L’adolescence est une période de mise a l’épreuve permanente où l’individu est sans cesse testé. Il est légitime de se questionner sur sa capacité à surmonter certaines tâches. C’est ici que le rapport positif vis a vis de son corps est primordial pour dominer ses difficultés.

Ces changements peuvent être bénéfiques à la vue de certains jeunes. Une partie d’entre eux éprouve une sensation de bien-être, voire même une fierté d’exhiber leur corps lors d’exploits sportifs.

L’enquête mené par Ipsos santé pour la fondation Pfizer  » bien dans sa tête, bien dans son corps  » nous révèle que 9 adolescents sur 10 s’estiment bien dans leur corps sans chercher à le transformer.

Modification physique défavorable 

Au contraire, la puberté peut se caractériser par une vision de soi négative, l’image de soi renvoyée ne sera pas satisfaisante et  non plaisante pour l’adolescent.

Tatouages visibles sur le bras d’une adolescente source: pxhere 30/12/2016

Celui ci pourra avoir recours à divers moyens pour aider à accepter son corps. Les jeunes auront tendance à faire de la musculation ( 52% des garçons selon l’enquête  bien dans sa tête, bien dans son corps  » ) ou tatouer leur peau (7% des adolescents, mais ce chiffre est à la hausse) ou avoir eu recours à un régime alimentaire (17% tout sexe confondus). Une partie d’entre eux, même minimes, utiliseront des médicaments, compléments alimentaires, ou hormones de croissance.

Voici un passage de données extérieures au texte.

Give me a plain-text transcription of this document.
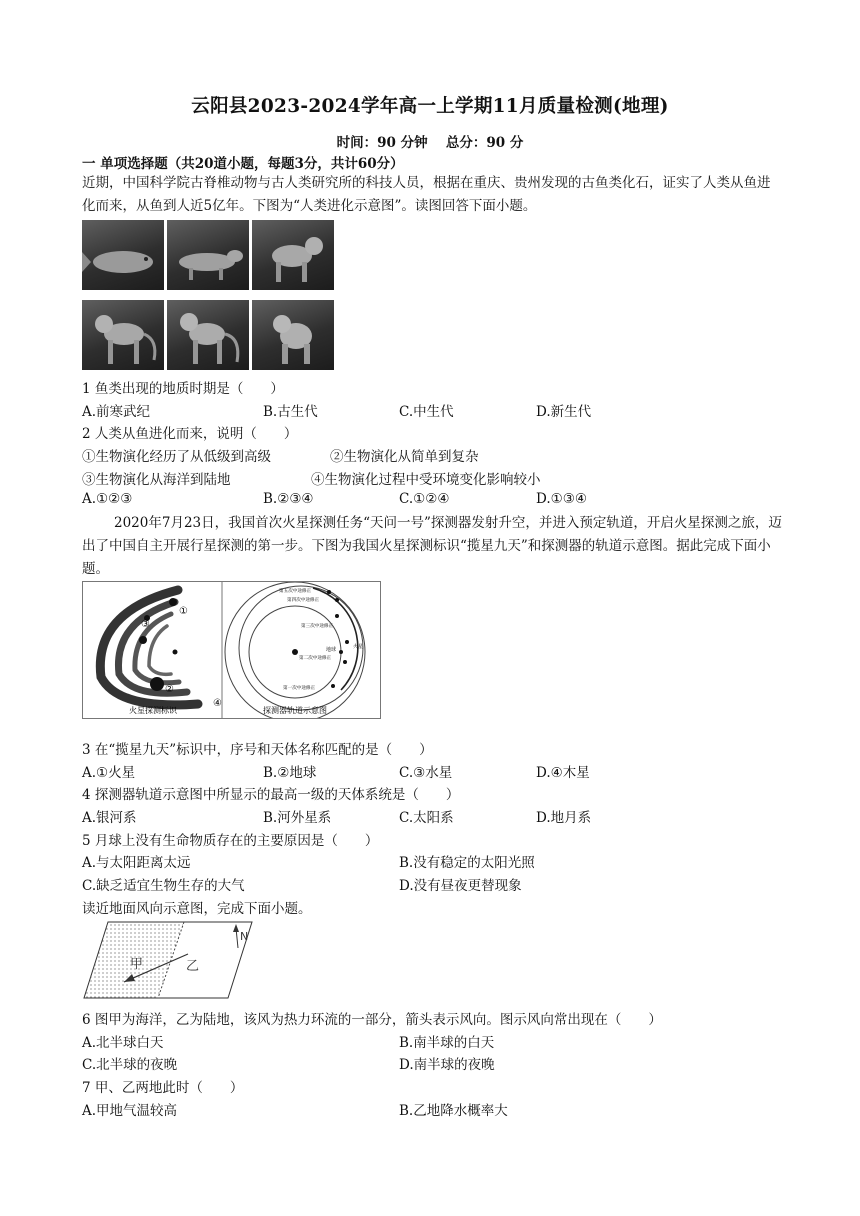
云阳县2023-2024学年高一上学期11月质量检测(地理)
时间：90 分钟　 总分：90 分
一 单项选择题（共20道小题，每题3分，共计60分）
近期，中国科学院古脊椎动物与古人类研究所的科技人员，根据在重庆、贵州发现的古鱼类化石，证实了人类从鱼进化而来，从鱼到人近5亿年。下图为“人类进化示意图”。读图回答下面小题。
1 鱼类出现的地质时期是（　　）
A.前寒武纪	B.古生代	C.中生代	D.新生代
2 人类从鱼进化而来，说明（　　）
①生物演化经历了从低级到高级	②生物演化从简单到复杂
③生物演化从海洋到陆地	④生物演化过程中受环境变化影响较小
A.①②③	B.②③④	C.①②④	D.①③④
2020年7月23日，我国首次火星探测任务“天问一号”探测器发射升空，并进入预定轨道，开启火星探测之旅，迈出了中国自主开展行星探测的第一步。下图为我国火星探测标识“揽星九天”和探测器的轨道示意图。据此完成下面小题。
①
③
②
④
第五次中途修正
第四次中途修正
第三次中途修正
地球
第二次中途修正
火星
第一次中途修正
火星探测标识	探测器轨道示意图
3 在“揽星九天”标识中，序号和天体名称匹配的是（　　）
A.①火星	B.②地球	C.③水星	D.④木星
4 探测器轨道示意图中所显示的最高一级的天体系统是（　　）
A.银河系	B.河外星系	C.太阳系	D.地月系
5 月球上没有生命物质存在的主要原因是（　　）
A.与太阳距离太远	B.没有稳定的太阳光照
C.缺乏适宜生物生存的大气	D.没有昼夜更替现象
读近地面风向示意图，完成下面小题。
甲	乙
N
6 图甲为海洋，乙为陆地，该风为热力环流的一部分，箭头表示风向。图示风向常出现在（　　）
A.北半球白天	B.南半球的白天
C.北半球的夜晚	D.南半球的夜晚
7 甲、乙两地此时（　　）
A.甲地气温较高	B.乙地降水概率大
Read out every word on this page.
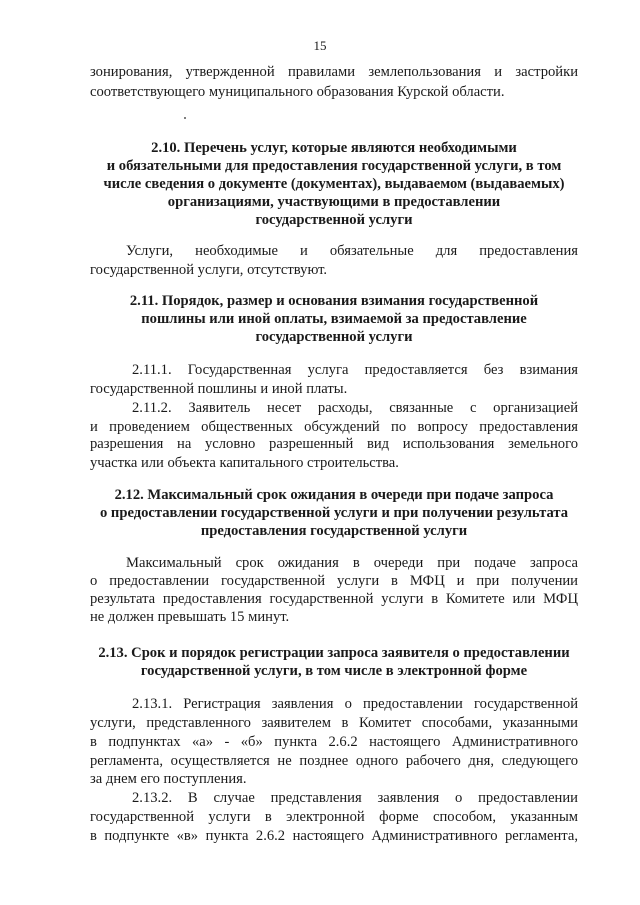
15
зонирования, утвержденной правилами землепользования и застройки
соответствующего муниципального образования Курской области.
2.10. Перечень услуг, которые являются необходимыми
и обязательными для предоставления государственной услуги, в том
числе сведения о документе (документах), выдаваемом (выдаваемых)
организациями, участвующими в предоставлении
государственной услуги
Услуги, необходимые и обязательные для предоставления
государственной услуги, отсутствуют.
2.11. Порядок, размер и основания взимания государственной
пошлины или иной оплаты, взимаемой за предоставление
государственной услуги
2.11.1. Государственная услуга предоставляется без взимания
государственной пошлины и иной платы.
2.11.2. Заявитель несет расходы, связанные с организацией
и проведением общественных обсуждений по вопросу предоставления
разрешения на условно разрешенный вид использования земельного
участка или объекта капитального строительства.
2.12. Максимальный срок ожидания в очереди при подаче запроса
о предоставлении государственной услуги и при получении результата
предоставления государственной услуги
Максимальный срок ожидания в очереди при подаче запроса
о предоставлении государственной услуги в МФЦ и при получении
результата предоставления государственной услуги в Комитете или МФЦ
не должен превышать 15 минут.
2.13. Срок и порядок регистрации запроса заявителя о предоставлении
государственной услуги, в том числе в электронной форме
2.13.1. Регистрация заявления о предоставлении государственной
услуги, представленного заявителем в Комитет способами, указанными
в подпунктах «а» - «б» пункта 2.6.2 настоящего Административного
регламента, осуществляется не позднее одного рабочего дня, следующего
за днем его поступления.
2.13.2. В случае представления заявления о предоставлении
государственной услуги в электронной форме способом, указанным
в подпункте «в» пункта 2.6.2 настоящего Административного регламента,
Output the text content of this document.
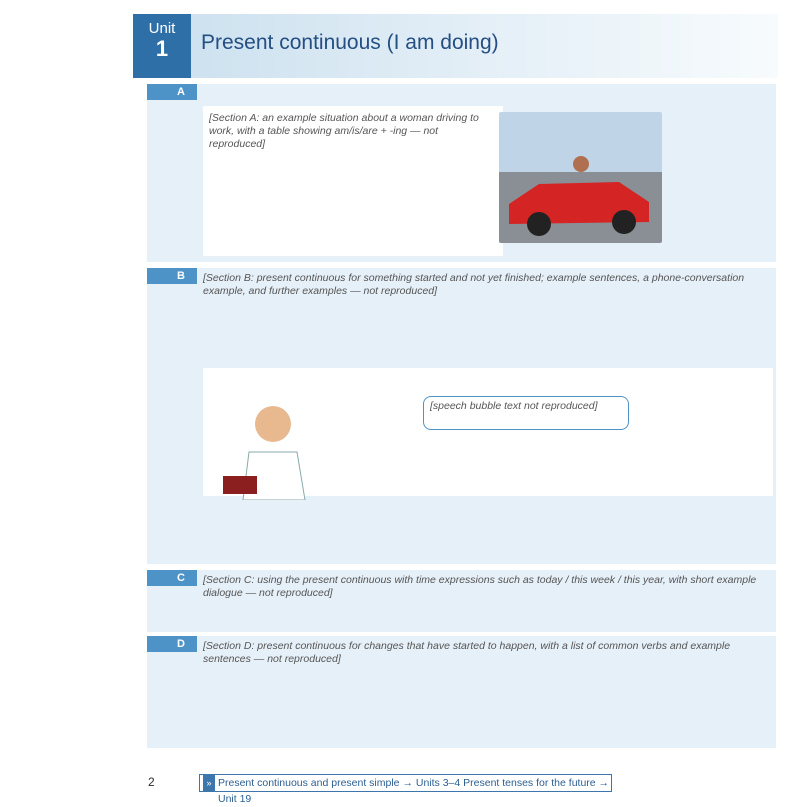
Unit
1	Present continuous (I am doing)
A
[Section A: an example situation about a woman driving to work, with a table showing am/is/are + -ing — not reproduced]
B	[Section B: present continuous for something started and not yet finished; example sentences, a phone-conversation example, and further examples — not reproduced]
[speech bubble text not reproduced]
C	[Section C: using the present continuous with time expressions such as today / this week / this year, with short example dialogue — not reproduced]
D	[Section D: present continuous for changes that have started to happen, with a list of common verbs and example sentences — not reproduced]
2	» Present continuous and present simple → Units 3–4 Present tenses for the future → Unit 19
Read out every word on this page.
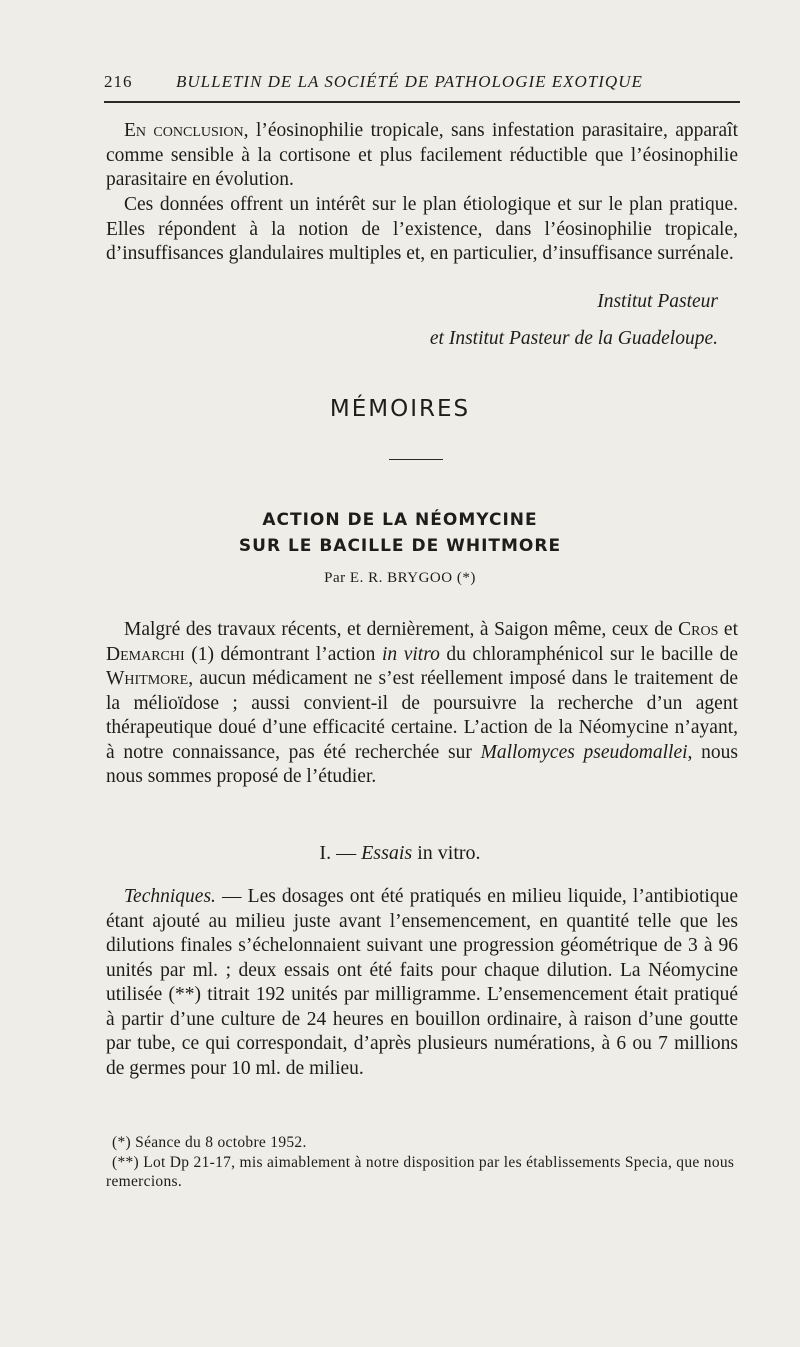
216	BULLETIN DE LA SOCIÉTÉ DE PATHOLOGIE EXOTIQUE

En conclusion, l’éosinophilie tropicale, sans infestation parasitaire, apparaît comme sensible à la cortisone et plus facilement réductible que l’éosinophilie parasitaire en évolution.

Ces données offrent un intérêt sur le plan étiologique et sur le plan pratique. Elles répondent à la notion de l’existence, dans l’éosinophilie tropicale, d’insuffisances glandulaires multiples et, en particulier, d’insuffisance surrénale.

Institut Pasteur
et Institut Pasteur de la Guadeloupe.
MÉMOIRES
ACTION DE LA NÉOMYCINE
SUR LE BACILLE DE WHITMORE
Par E. R. BRYGOO (*)

Malgré des travaux récents, et dernièrement, à Saigon même, ceux de Cros et Demarchi (1) démontrant l’action in vitro du chloramphénicol sur le bacille de Whitmore, aucun médicament ne s’est réellement imposé dans le traitement de la mélioïdose ; aussi convient-il de poursuivre la recherche d’un agent thérapeutique doué d’une efficacité certaine. L’action de la Néomycine n’ayant, à notre connaissance, pas été recherchée sur Mallomyces pseudomallei, nous nous sommes proposé de l’étudier.

I. — Essais in vitro.

Techniques. — Les dosages ont été pratiqués en milieu liquide, l’antibiotique étant ajouté au milieu juste avant l’ensemencement, en quantité telle que les dilutions finales s’échelonnaient suivant une progression géométrique de 3 à 96 unités par ml. ; deux essais ont été faits pour chaque dilution. La Néomycine utilisée (**) titrait 192 unités par milligramme. L’ensemencement était pratiqué à partir d’une culture de 24 heures en bouillon ordinaire, à raison d’une goutte par tube, ce qui correspondait, d’après plusieurs numérations, à 6 ou 7 millions de germes pour 10 ml. de milieu.

(*) Séance du 8 octobre 1952.

(**) Lot Dp 21-17, mis aimablement à notre disposition par les établissements Specia, que nous remercions.
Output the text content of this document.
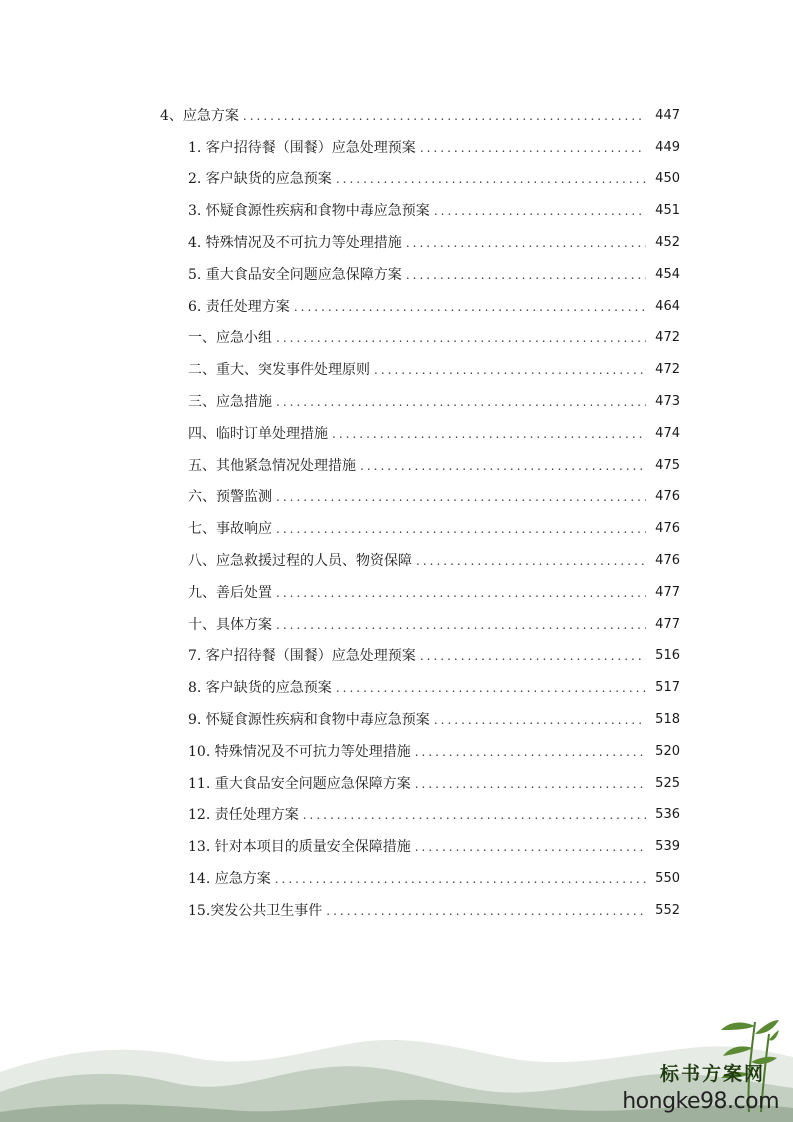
4、应急方案 .....	447
1. 客户招待餐（围餐）应急处理预案 .....	449
2. 客户缺货的应急预案 .....	450
3. 怀疑食源性疾病和食物中毒应急预案 .....	451
4. 特殊情况及不可抗力等处理措施 .....	452
5. 重大食品安全问题应急保障方案 .....	454
6. 责任处理方案 .....	464
一、应急小组 .....	472
二、重大、突发事件处理原则 .....	472
三、应急措施 .....	473
四、临时订单处理措施 .....	474
五、其他紧急情况处理措施 .....	475
六、预警监测 .....	476
七、事故响应 .....	476
八、应急救援过程的人员、物资保障 .....	476
九、善后处置 .....	477
十、具体方案 .....	477
7. 客户招待餐（围餐）应急处理预案 .....	516
8. 客户缺货的应急预案 .....	517
9. 怀疑食源性疾病和食物中毒应急预案 .....	518
10. 特殊情况及不可抗力等处理措施 .....	520
11. 重大食品安全问题应急保障方案 .....	525
12. 责任处理方案 .....	536
13. 针对本项目的质量安全保障措施 .....	539
14. 应急方案 .....	550
15.突发公共卫生事件 .....	552
标书方案网
hongke98.com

Concrètement l’apparition de boutons d’acné, de vergetures, de peau grasse ne sera pas forcement désiré par un jeune. S’installe alors un mal être plus ou moins important liés à ces transformations non souhaitées.

La gente féminine aura tendance à se plaindre de leurs seins, de leur ventre, de leurs cuisses.. et les garçons de leur nez, de leur pénis. Néanmoins ces sensations sont souvent dramatisées. En effet, selon le psychiatre Alain Braconier, « cette partie du corps a du sens par rapport à une identification à un parent. Un garçon va se focaliser sur son nez parce qu’il n’aime pas celui de son père ».

Dans la majeure partie des cas, cette focalisation s’apaise avec le temps, l’obsession n’en est plus une.

De plus, une frustration peut apparaître dans le cas d’une non acceptation de son corps, elle engendrera des conséquences physiques importantes pour ne pas dire dramatiques. Effectivement des problèmes d’automutilations et de scarifications font ravages chez les adolescents qui peuvent entraîner des graves complications de santé ( infections, maladies cutanées..).

Psychologie négative

Quand l’estime de soi est insuffisante, l’adolescent se retrouve dans des situations compliquées, où le doute s’installe. La relation psychique – physique se met en place : les pensées peuvent se traduire par des réactions physiques, par exemple un adolescent maladroit lors d’un dialogue en présence d’une personne du sexe opposé de son âge. Bégaiements involontaires , rougissements automatiques, érections instinctives, tics machinaux sont d’autres exemples de la relation psychique-physique.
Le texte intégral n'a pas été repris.